Sabés,” me dijo, “tuve un sueño muy lindo, estaba con mi viejo, tu abuelo, y él estaba joven y lindo como mucho antes de morirse, feliz, sonriente. Me dio una alegría inmensa verlo. Nos abrazamos un montón de tiempo y pude sentir su aliento, y el aroma de su piel. Tenía esos mostachos negros que usó por un tiempo y estábamos en la casa de los abuelos, entre las higueras de la quinta del fondo. Pero al mismo tiempo yo sabía que no estaba allí, y que yo había estado enfermo, y que él había muerto muchos años atrás. Pero me gustaba estar con él y verlo tan feliz. ‘Negro, Chiche’, me dijo el viejo, como me decía cuando yo era chico, ‘quédate tranquilo que yo, nosotros te vamos a cuidar, vas a estar bien, todo va estar bien ahora...’ No me quería despertar, me gustaba estar con el abuelo. Nunca lo había visto tan contento y tan tranquilo. Su tranquilidad era palpable... Y contagiosa...No sé, me daba confianza. ¡Y la alegría de verlo! Creo que me excitó y me parece que me despertó porque recuerdo que sentí un impulso como ganas de saltar y bailar y de llamar a todos mis hermanos y a mi vieja y a todos ustedes los nietos y hacer una fiesta, pero yo sabía que lo que estaba ocurriendo no era del todo real, porque cuando el viejo tenía los bigotes negros, yo era más chico, y los nietos todavía no habían llegado, pero las ganas de bailar y saltar no se me iban y entonces corrí, corrí por el campo como cuando era un pibe, esquivando las vacas, espantando los teros, las gallinas y los conejos que se desparramaban por todas partes. Y cuando me despertaba, todavía sentía el calorcito de la piel de mi viejo junto a la mía, su abrazo, su mirada segura y alegre.”
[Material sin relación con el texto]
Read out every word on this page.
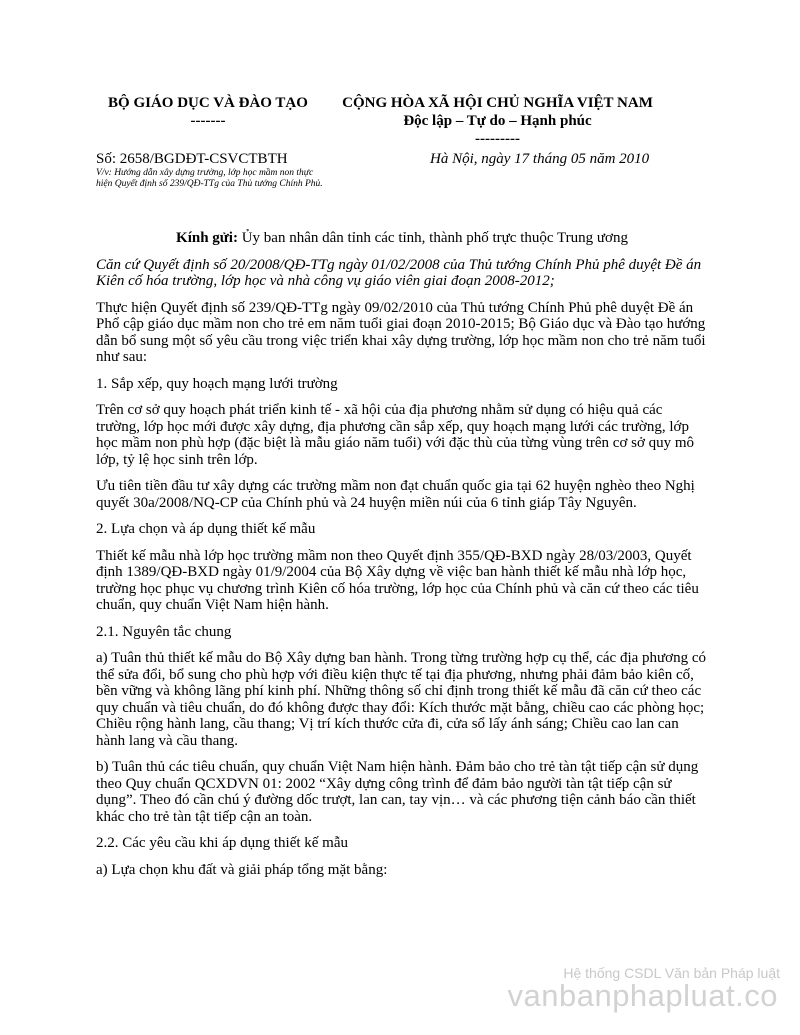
BỘ GIÁO DỤC VÀ ĐÀO TẠO
-------
CỘNG HÒA XÃ HỘI CHỦ NGHĨA VIỆT NAM
Độc lập – Tự do – Hạnh phúc
---------
Số: 2658/BGDĐT-CSVCTBTH	Hà Nội, ngày 17 tháng 05 năm 2010
V/v: Hướng dẫn xây dựng trường, lớp học mầm non thực hiện Quyết định số 239/QĐ-TTg của Thủ tướng Chính Phủ.

Kính gửi: Ủy ban nhân dân tỉnh các tỉnh, thành phố trực thuộc Trung ương

Căn cứ Quyết định số 20/2008/QĐ-TTg ngày 01/02/2008 của Thủ tướng Chính Phủ phê duyệt Đề án Kiên cố hóa trường, lớp học và nhà công vụ giáo viên giai đoạn 2008-2012;

Thực hiện Quyết định số 239/QĐ-TTg ngày 09/02/2010 của Thủ tướng Chính Phủ phê duyệt Đề án Phổ cập giáo dục mầm non cho trẻ em năm tuổi giai đoạn 2010-2015; Bộ Giáo dục và Đào tạo hướng dẫn bổ sung một số yêu cầu trong việc triển khai xây dựng trường, lớp học mầm non cho trẻ năm tuổi như sau:

1. Sắp xếp, quy hoạch mạng lưới trường

Trên cơ sở quy hoạch phát triển kinh tế - xã hội của địa phương nhằm sử dụng có hiệu quả các trường, lớp học mới được xây dựng, địa phương cần sắp xếp, quy hoạch mạng lưới các trường, lớp học mầm non phù hợp (đặc biệt là mẫu giáo năm tuổi) với đặc thù của từng vùng trên cơ sở quy mô lớp, tỷ lệ học sinh trên lớp.

Ưu tiên tiền đầu tư xây dựng các trường mầm non đạt chuẩn quốc gia tại 62 huyện nghèo theo Nghị quyết 30a/2008/NQ-CP của Chính phủ và 24 huyện miền núi của 6 tỉnh giáp Tây Nguyên.

2. Lựa chọn và áp dụng thiết kế mẫu

Thiết kế mẫu nhà lớp học trường mầm non theo Quyết định 355/QĐ-BXD ngày 28/03/2003, Quyết định 1389/QĐ-BXD ngày 01/9/2004 của Bộ Xây dựng về việc ban hành thiết kế mẫu nhà lớp học, trường học phục vụ chương trình Kiên cố hóa trường, lớp học của Chính phủ và căn cứ theo các tiêu chuẩn, quy chuẩn Việt Nam hiện hành.

2.1. Nguyên tắc chung

a) Tuân thủ thiết kế mẫu do Bộ Xây dựng ban hành. Trong từng trường hợp cụ thể, các địa phương có thể sửa đổi, bổ sung cho phù hợp với điều kiện thực tế tại địa phương, nhưng phải đảm bảo kiên cố, bền vững và không lãng phí kinh phí. Những thông số chỉ định trong thiết kế mẫu đã căn cứ theo các quy chuẩn và tiêu chuẩn, do đó không được thay đổi: Kích thước mặt bằng, chiều cao các phòng học; Chiều rộng hành lang, cầu thang; Vị trí kích thước cửa đi, cửa sổ lấy ánh sáng; Chiều cao lan can hành lang và cầu thang.

b) Tuân thủ các tiêu chuẩn, quy chuẩn Việt Nam hiện hành. Đảm bảo cho trẻ tàn tật tiếp cận sử dụng theo Quy chuẩn QCXDVN 01: 2002 “Xây dựng công trình để đảm bảo người tàn tật tiếp cận sử dụng”. Theo đó cần chú ý đường dốc trượt, lan can, tay vịn… và các phương tiện cảnh báo cần thiết khác cho trẻ tàn tật tiếp cận an toàn.

2.2. Các yêu cầu khi áp dụng thiết kế mẫu

a) Lựa chọn khu đất và giải pháp tổng mặt bằng:

Hệ thống CSDL Văn bản Pháp luật
vanbanphapluat.co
Me quedé mirando a mi padre como atontado. Él, sonriente y charlador, una vez más al rescate, y yo en mi propio viaje, descifrando esa tranquilidad de mi viejo que se materializaba, que se me hacía cada vez más palpable, como si el que despertara fuera yo.


© R. Ariel Gomez

Me críe en un pequeño pueblo al Sur de Buenos Aires. Siendo niño, estaba convencido de que nada pasaba allí, y deseaba - mágicamente - ser transportado hacia donde las verdaderas aventuras ocurrían. Incapaz de convencer a mis padres que se escaparan conmigo a algún lugar exótico, me escapé leyendo e imaginando relatos que en algún momento comencé a escribir. Ahora, en mis viajes verdaderos, descubro a mi pequeño pueblo por todas partes.
Soy científico y pediatra y tengo la fortuna de dirigir un grupo de talentosos investigadores en la Universidad de Virginia, donde estudiamos como las células conocen su identidad. Aunque aun me estremezco cuando descubrimos los asombrosos secretos de una célula, la ciencia, a veces no es suficiente, y tengo esta necesidad imperiosa de entender aquello que no es posible comprender con las herramientas de que dispongo como científico. Es entonces, cuando un cuento aparece irresistible, e inevitablemente toma los controles, transportándome de nuevo, protegiendo mi día.
Mis cuentos han aparecido en
Street Light, Hospital Drive, Puro Cuento y SouthernCrossReview.org. Vivo en Charlottesville con mi mujer y mis tres maravillosos hijos.